Pallets with tins of baked beans in a supermarket

What is it with baked beans in Britain? There is hardly a British pub or café that doesn’t have them on the menu. Go to a large supermarket and you will see that cans of baked beans don’t sit on shelves – they sit on pallets so they can be restocked more quickly. They are even popular with the royal family.

However, baked beans are not traditionally British. They were first introduced in 1901 by an American man, Henry Heinz, owner of the Heinz food company. In 1905, Mr Heinz started to advertise his baked beans as the perfect pre-cooked meal at the end of a long day in a factory. They were instantly popular. Despite their American origin, baked beans are not as popular there. In fact, nowhere likes them as much as the UK – British people eat more baked beans than the rest of the world put together.

Baked beans get their name because the raw haricot beans are baked in tomato sauce while inside the can.
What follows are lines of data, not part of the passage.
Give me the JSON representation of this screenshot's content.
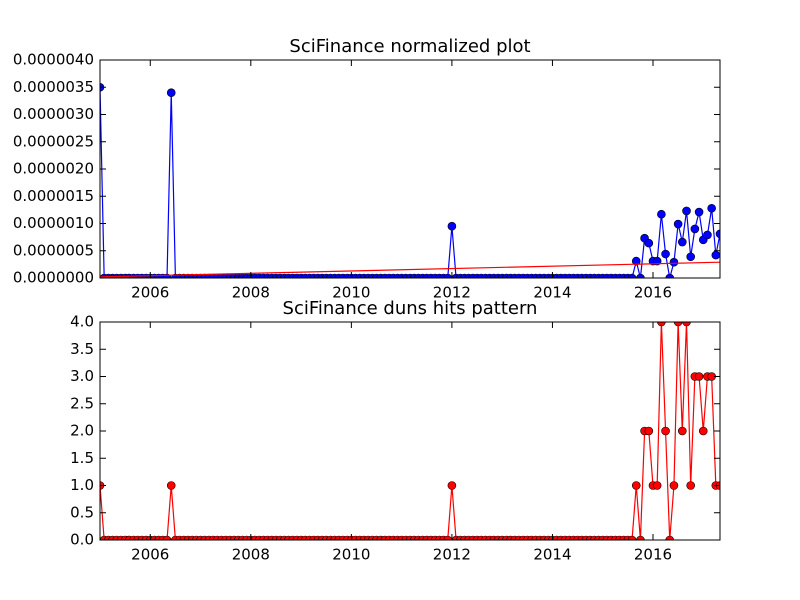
{
  "chart_data": [
    {
      "type": "line",
      "title": "SciFinance normalized plot",
      "x": [
        2005,
        2005.083,
        2005.167,
        2005.25,
        2005.333,
        2005.417,
        2005.5,
        2005.583,
        2005.667,
        2005.75,
        2005.833,
        2005.917,
        2006,
        2006.083,
        2006.167,
        2006.25,
        2006.333,
        2006.417,
        2006.5,
        2006.583,
        2006.667,
        2006.75,
        2006.833,
        2006.917,
        2007,
        2007.083,
        2007.167,
        2007.25,
        2007.333,
        2007.417,
        2007.5,
        2007.583,
        2007.667,
        2007.75,
        2007.833,
        2007.917,
        2008,
        2008.083,
        2008.167,
        2008.25,
        2008.333,
        2008.417,
        2008.5,
        2008.583,
        2008.667,
        2008.75,
        2008.833,
        2008.917,
        2009,
        2009.083,
        2009.167,
        2009.25,
        2009.333,
        2009.417,
        2009.5,
        2009.583,
        2009.667,
        2009.75,
        2009.833,
        2009.917,
        2010,
        2010.083,
        2010.167,
        2010.25,
        2010.333,
        2010.417,
        2010.5,
        2010.583,
        2010.667,
        2010.75,
        2010.833,
        2010.917,
        2011,
        2011.083,
        2011.167,
        2011.25,
        2011.333,
        2011.417,
        2011.5,
        2011.583,
        2011.667,
        2011.75,
        2011.833,
        2011.917,
        2012,
        2012.083,
        2012.167,
        2012.25,
        2012.333,
        2012.417,
        2012.5,
        2012.583,
        2012.667,
        2012.75,
        2012.833,
        2012.917,
        2013,
        2013.083,
        2013.167,
        2013.25,
        2013.333,
        2013.417,
        2013.5,
        2013.583,
        2013.667,
        2013.75,
        2013.833,
        2013.917,
        2014,
        2014.083,
        2014.167,
        2014.25,
        2014.333,
        2014.417,
        2014.5,
        2014.583,
        2014.667,
        2014.75,
        2014.833,
        2014.917,
        2015,
        2015.083,
        2015.167,
        2015.25,
        2015.333,
        2015.417,
        2015.5,
        2015.583,
        2015.667,
        2015.75,
        2015.833,
        2015.917,
        2016,
        2016.083,
        2016.167,
        2016.25,
        2016.333,
        2016.417,
        2016.5,
        2016.583,
        2016.667,
        2016.75,
        2016.833,
        2016.917,
        2017,
        2017.083,
        2017.167,
        2017.25,
        2017.333
      ],
      "series": [
        {
          "color": "#0000ff",
          "values": [
            3.5e-06,
            0,
            0,
            0,
            0,
            0,
            0,
            0,
            0,
            0,
            0,
            0,
            0,
            0,
            0,
            0,
            0,
            3.4e-06,
            0,
            0,
            0,
            0,
            0,
            0,
            0,
            0,
            0,
            0,
            0,
            0,
            0,
            0,
            0,
            0,
            0,
            0,
            0,
            0,
            0,
            0,
            0,
            0,
            0,
            0,
            0,
            0,
            0,
            0,
            0,
            0,
            0,
            0,
            0,
            0,
            0,
            0,
            0,
            0,
            0,
            0,
            0,
            0,
            0,
            0,
            0,
            0,
            0,
            0,
            0,
            0,
            0,
            0,
            0,
            0,
            0,
            0,
            0,
            0,
            0,
            0,
            0,
            0,
            0,
            0,
            9.5e-07,
            0,
            0,
            0,
            0,
            0,
            0,
            0,
            0,
            0,
            0,
            0,
            0,
            0,
            0,
            0,
            0,
            0,
            0,
            0,
            0,
            0,
            0,
            0,
            0,
            0,
            0,
            0,
            0,
            0,
            0,
            0,
            0,
            0,
            0,
            0,
            0,
            0,
            0,
            0,
            0,
            0,
            0,
            0,
            3.1e-07,
            0,
            7.3e-07,
            6.4e-07,
            3.1e-07,
            3.1e-07,
            1.17e-06,
            4.4e-07,
            0,
            2.9e-07,
            9.9e-07,
            6.6e-07,
            1.23e-06,
            3.9e-07,
            9e-07,
            1.21e-06,
            7e-07,
            7.9e-07,
            1.28e-06,
            4.2e-07,
            8.1e-07
          ]
        }
      ],
      "trend": {
        "color": "#ff0000",
        "x": [
          2005,
          2017.333
        ],
        "values": [
          2e-08,
          2.9e-07
        ]
      },
      "xlim": [
        2005,
        2017.333
      ],
      "xticks": [
        2006,
        2008,
        2010,
        2012,
        2014,
        2016
      ],
      "ylim": [
        0,
        4e-06
      ],
      "yticks": [
        {
          "value": 0,
          "label": "0.0000000"
        },
        {
          "value": 5e-07,
          "label": "0.0000005"
        },
        {
          "value": 1e-06,
          "label": "0.0000010"
        },
        {
          "value": 1.5e-06,
          "label": "0.0000015"
        },
        {
          "value": 2e-06,
          "label": "0.0000020"
        },
        {
          "value": 2.5e-06,
          "label": "0.0000025"
        },
        {
          "value": 3e-06,
          "label": "0.0000030"
        },
        {
          "value": 3.5e-06,
          "label": "0.0000035"
        },
        {
          "value": 4e-06,
          "label": "0.0000040"
        }
      ]
    },
    {
      "type": "line",
      "title": "SciFinance duns hits pattern",
      "x": [
        2005,
        2005.083,
        2005.167,
        2005.25,
        2005.333,
        2005.417,
        2005.5,
        2005.583,
        2005.667,
        2005.75,
        2005.833,
        2005.917,
        2006,
        2006.083,
        2006.167,
        2006.25,
        2006.333,
        2006.417,
        2006.5,
        2006.583,
        2006.667,
        2006.75,
        2006.833,
        2006.917,
        2007,
        2007.083,
        2007.167,
        2007.25,
        2007.333,
        2007.417,
        2007.5,
        2007.583,
        2007.667,
        2007.75,
        2007.833,
        2007.917,
        2008,
        2008.083,
        2008.167,
        2008.25,
        2008.333,
        2008.417,
        2008.5,
        2008.583,
        2008.667,
        2008.75,
        2008.833,
        2008.917,
        2009,
        2009.083,
        2009.167,
        2009.25,
        2009.333,
        2009.417,
        2009.5,
        2009.583,
        2009.667,
        2009.75,
        2009.833,
        2009.917,
        2010,
        2010.083,
        2010.167,
        2010.25,
        2010.333,
        2010.417,
        2010.5,
        2010.583,
        2010.667,
        2010.75,
        2010.833,
        2010.917,
        2011,
        2011.083,
        2011.167,
        2011.25,
        2011.333,
        2011.417,
        2011.5,
        2011.583,
        2011.667,
        2011.75,
        2011.833,
        2011.917,
        2012,
        2012.083,
        2012.167,
        2012.25,
        2012.333,
        2012.417,
        2012.5,
        2012.583,
        2012.667,
        2012.75,
        2012.833,
        2012.917,
        2013,
        2013.083,
        2013.167,
        2013.25,
        2013.333,
        2013.417,
        2013.5,
        2013.583,
        2013.667,
        2013.75,
        2013.833,
        2013.917,
        2014,
        2014.083,
        2014.167,
        2014.25,
        2014.333,
        2014.417,
        2014.5,
        2014.583,
        2014.667,
        2014.75,
        2014.833,
        2014.917,
        2015,
        2015.083,
        2015.167,
        2015.25,
        2015.333,
        2015.417,
        2015.5,
        2015.583,
        2015.667,
        2015.75,
        2015.833,
        2015.917,
        2016,
        2016.083,
        2016.167,
        2016.25,
        2016.333,
        2016.417,
        2016.5,
        2016.583,
        2016.667,
        2016.75,
        2016.833,
        2016.917,
        2017,
        2017.083,
        2017.167,
        2017.25,
        2017.333
      ],
      "series": [
        {
          "color": "#ff0000",
          "values": [
            1,
            0,
            0,
            0,
            0,
            0,
            0,
            0,
            0,
            0,
            0,
            0,
            0,
            0,
            0,
            0,
            0,
            1,
            0,
            0,
            0,
            0,
            0,
            0,
            0,
            0,
            0,
            0,
            0,
            0,
            0,
            0,
            0,
            0,
            0,
            0,
            0,
            0,
            0,
            0,
            0,
            0,
            0,
            0,
            0,
            0,
            0,
            0,
            0,
            0,
            0,
            0,
            0,
            0,
            0,
            0,
            0,
            0,
            0,
            0,
            0,
            0,
            0,
            0,
            0,
            0,
            0,
            0,
            0,
            0,
            0,
            0,
            0,
            0,
            0,
            0,
            0,
            0,
            0,
            0,
            0,
            0,
            0,
            0,
            1,
            0,
            0,
            0,
            0,
            0,
            0,
            0,
            0,
            0,
            0,
            0,
            0,
            0,
            0,
            0,
            0,
            0,
            0,
            0,
            0,
            0,
            0,
            0,
            0,
            0,
            0,
            0,
            0,
            0,
            0,
            0,
            0,
            0,
            0,
            0,
            0,
            0,
            0,
            0,
            0,
            0,
            0,
            0,
            1,
            0,
            2,
            2,
            1,
            1,
            4,
            2,
            0,
            1,
            4,
            2,
            4,
            1,
            3,
            3,
            2,
            3,
            3,
            1,
            1
          ]
        }
      ],
      "xlim": [
        2005,
        2017.333
      ],
      "xticks": [
        2006,
        2008,
        2010,
        2012,
        2014,
        2016
      ],
      "ylim": [
        0,
        4
      ],
      "yticks": [
        {
          "value": 0,
          "label": "0.0"
        },
        {
          "value": 0.5,
          "label": "0.5"
        },
        {
          "value": 1,
          "label": "1.0"
        },
        {
          "value": 1.5,
          "label": "1.5"
        },
        {
          "value": 2,
          "label": "2.0"
        },
        {
          "value": 2.5,
          "label": "2.5"
        },
        {
          "value": 3,
          "label": "3.0"
        },
        {
          "value": 3.5,
          "label": "3.5"
        },
        {
          "value": 4,
          "label": "4.0"
        }
      ]
    }
  ]
}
Originally the recipe included small pieces of pork, however during World War 2, they became vegetarian because of meat rationing. They have stayed like this ever since.

Most people eat them at least once a week, usually as a quick evening meal, but they are also popular for breakfast and lunch. If you want to try baked beans, British-style, heat them in a pan and serve them on top of a slice of hot buttered toast –maybe with some grated Cheddar cheese on top. Delicious.